Unlike the AFL, football has never truly utilised the game’s history in Australia. But Kevin Sheedy’s outburst should encourage us to look more closely at our roots.
Lost in the rather excitable reaction to Kevin Sheedy’s ill-time outburst has been one, extremely important, fact. Australian Rules football, or AFL as it is now branded, is no more an indigenous game than our version of football.
Sheedy’s accusation that football is fundamentally an immigrant sport perpetrates a myth that has always suited the AFL agenda: the claim that there is only one, fair dinkum, Aussie sport, and that’s the 18-a-side game.
By continually branding football as a sport for immigrants, the AFL – helped by a compliant media in the southern states – is able to maintain what it believes is a moral high ground in the battle for hearts and minds.
Don’t underestimate how important this is to the AFL strategy. In that sense, Sheedy was only doing what he’s always been paid to do. To spread the propaganda.
By focusing on football’s multi-culturalism, the AFL cleverly manages to divert the debate away from a much more pertinent discussion. Just which sport, exactly, was the first choice of Australians?
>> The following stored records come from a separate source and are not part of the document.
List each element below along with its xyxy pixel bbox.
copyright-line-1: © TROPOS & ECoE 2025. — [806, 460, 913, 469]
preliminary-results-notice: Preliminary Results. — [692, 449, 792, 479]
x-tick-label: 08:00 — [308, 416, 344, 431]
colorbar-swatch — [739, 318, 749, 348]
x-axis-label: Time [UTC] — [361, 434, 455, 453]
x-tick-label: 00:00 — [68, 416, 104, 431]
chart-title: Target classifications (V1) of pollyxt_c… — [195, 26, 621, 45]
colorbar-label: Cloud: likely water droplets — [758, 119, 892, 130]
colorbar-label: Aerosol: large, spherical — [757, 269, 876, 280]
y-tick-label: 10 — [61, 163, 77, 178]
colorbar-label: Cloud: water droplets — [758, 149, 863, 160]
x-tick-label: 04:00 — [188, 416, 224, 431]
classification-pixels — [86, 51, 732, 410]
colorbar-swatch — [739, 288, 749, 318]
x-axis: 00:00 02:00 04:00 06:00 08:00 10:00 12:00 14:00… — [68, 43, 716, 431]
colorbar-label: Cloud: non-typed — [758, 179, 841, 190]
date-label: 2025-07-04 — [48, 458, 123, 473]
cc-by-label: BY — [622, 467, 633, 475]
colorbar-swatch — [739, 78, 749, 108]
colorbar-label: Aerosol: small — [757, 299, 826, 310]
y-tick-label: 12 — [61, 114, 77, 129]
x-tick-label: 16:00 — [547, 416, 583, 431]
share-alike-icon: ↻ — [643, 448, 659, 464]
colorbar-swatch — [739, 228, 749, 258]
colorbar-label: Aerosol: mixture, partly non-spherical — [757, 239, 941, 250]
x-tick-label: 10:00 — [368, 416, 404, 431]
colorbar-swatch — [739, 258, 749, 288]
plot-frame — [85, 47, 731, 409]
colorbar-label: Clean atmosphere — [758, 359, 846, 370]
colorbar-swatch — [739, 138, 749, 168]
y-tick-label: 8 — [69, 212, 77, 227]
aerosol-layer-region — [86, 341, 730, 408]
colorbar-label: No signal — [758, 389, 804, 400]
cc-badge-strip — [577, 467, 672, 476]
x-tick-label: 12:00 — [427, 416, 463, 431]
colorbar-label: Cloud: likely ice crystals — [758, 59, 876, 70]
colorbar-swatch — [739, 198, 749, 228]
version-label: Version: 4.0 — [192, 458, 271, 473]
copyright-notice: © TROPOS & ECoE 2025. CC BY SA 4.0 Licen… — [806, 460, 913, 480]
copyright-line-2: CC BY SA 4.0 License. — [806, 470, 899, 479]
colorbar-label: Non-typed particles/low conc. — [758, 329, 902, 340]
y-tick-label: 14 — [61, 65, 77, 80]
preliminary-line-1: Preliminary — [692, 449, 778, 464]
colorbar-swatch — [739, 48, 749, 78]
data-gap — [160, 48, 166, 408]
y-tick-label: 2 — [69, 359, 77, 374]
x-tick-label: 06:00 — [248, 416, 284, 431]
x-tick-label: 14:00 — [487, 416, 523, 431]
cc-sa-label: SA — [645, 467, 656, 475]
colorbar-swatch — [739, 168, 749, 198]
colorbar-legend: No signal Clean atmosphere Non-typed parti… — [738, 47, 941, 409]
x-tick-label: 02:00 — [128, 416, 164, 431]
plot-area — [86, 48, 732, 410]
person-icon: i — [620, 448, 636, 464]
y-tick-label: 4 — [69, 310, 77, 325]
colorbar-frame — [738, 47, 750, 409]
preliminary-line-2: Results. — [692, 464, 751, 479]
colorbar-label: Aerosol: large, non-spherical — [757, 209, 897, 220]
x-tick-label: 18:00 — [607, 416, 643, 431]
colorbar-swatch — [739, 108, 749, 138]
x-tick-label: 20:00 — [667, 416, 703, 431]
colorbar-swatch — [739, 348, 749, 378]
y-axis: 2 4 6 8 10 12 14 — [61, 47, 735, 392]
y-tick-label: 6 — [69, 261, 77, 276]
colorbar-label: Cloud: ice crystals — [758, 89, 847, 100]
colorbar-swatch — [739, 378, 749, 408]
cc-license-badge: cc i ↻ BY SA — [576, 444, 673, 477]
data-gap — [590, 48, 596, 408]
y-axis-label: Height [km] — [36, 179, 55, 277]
We need to delve into history to establish the facts – and that’s something football has never been much good at. That oversight has cost the game dearly. While other sports, especially the AFL, have used history as a powerful weapon to justify their legitimacy, football has been guilty of apathy.
Thankfully, that’s starting to change, and the FFA’s recent move to appoint a Panel of Historians is a crucial step in the right direction.
People like Ian Syson, Nick Guoth, Richard Kreider, Roy Hay and Bill Murray are burrowing as deep as they can into the origins of football in Australia, and – believe me – they’re on a mission. The deeper they go, the more interesting it gets. Hopefully, sooner rather than later, we’ll have a definitive history of our game, and then we can really build the narrative.
In the meantime, here’s some known facts which are worth repeating in the wake of Sheedy’s outburst.
Organised Australian Rules may well pre-date organised football, but not by much. Significantly, when the rules of the 18-a-side game were drawn up in 1859, we know at least two of the authors (Englishman William Hammersley and Irishman Thomas Smith) were migrants. My suspicion is that among the other seven authors, there were a couple more.
Indigenous game? Depends on your interpretation, doesn’t it?
The first Australian Rules interstate match (Victoria versus South Australia) was played in 1879. The first football interstate match (NSW versus Victoria) was played four years later.
It’s not widely known, but our version of football boomed in the 1880s. The South British Football Association (NSW) was formed in 1882, and by 1900 there were state bodies in Victoria, Queensland, South Australia, Tasmania and Western Australia. Our state federations are some of the oldest football associations in the world.
Australia formed its first national body in 1911, and the game boomed again during the 1920s and 1930s, partly on the back of the establishment of the national team in 1922.
Crowds, notably in the Illawarra and Hunter Valley coalfields, were large, and boisterous. Just like the Western Sydney Wanderers fans are these days, funnily enough.
It’s absolutely true that the migration boom of the 1950s gave football a huge boost. But the point that needs to be made, as often and as loud as possible, is that football was around for a long time before the migrants arrived, and at times had done pretty well for itself.
Great players like Judy Masters, Alf Quill, Jimmy Osborne, Frank Parsons, Reg Date and Joe Marston were all dinky-di Australians. It’s just that – because of media disinterest – the wider world didn’t generally know about it.
Eventually, hopefully, it will be understood that football is almost as old as AFL, and just as Australian. In that sense, Sheedy might just have done us a big favour.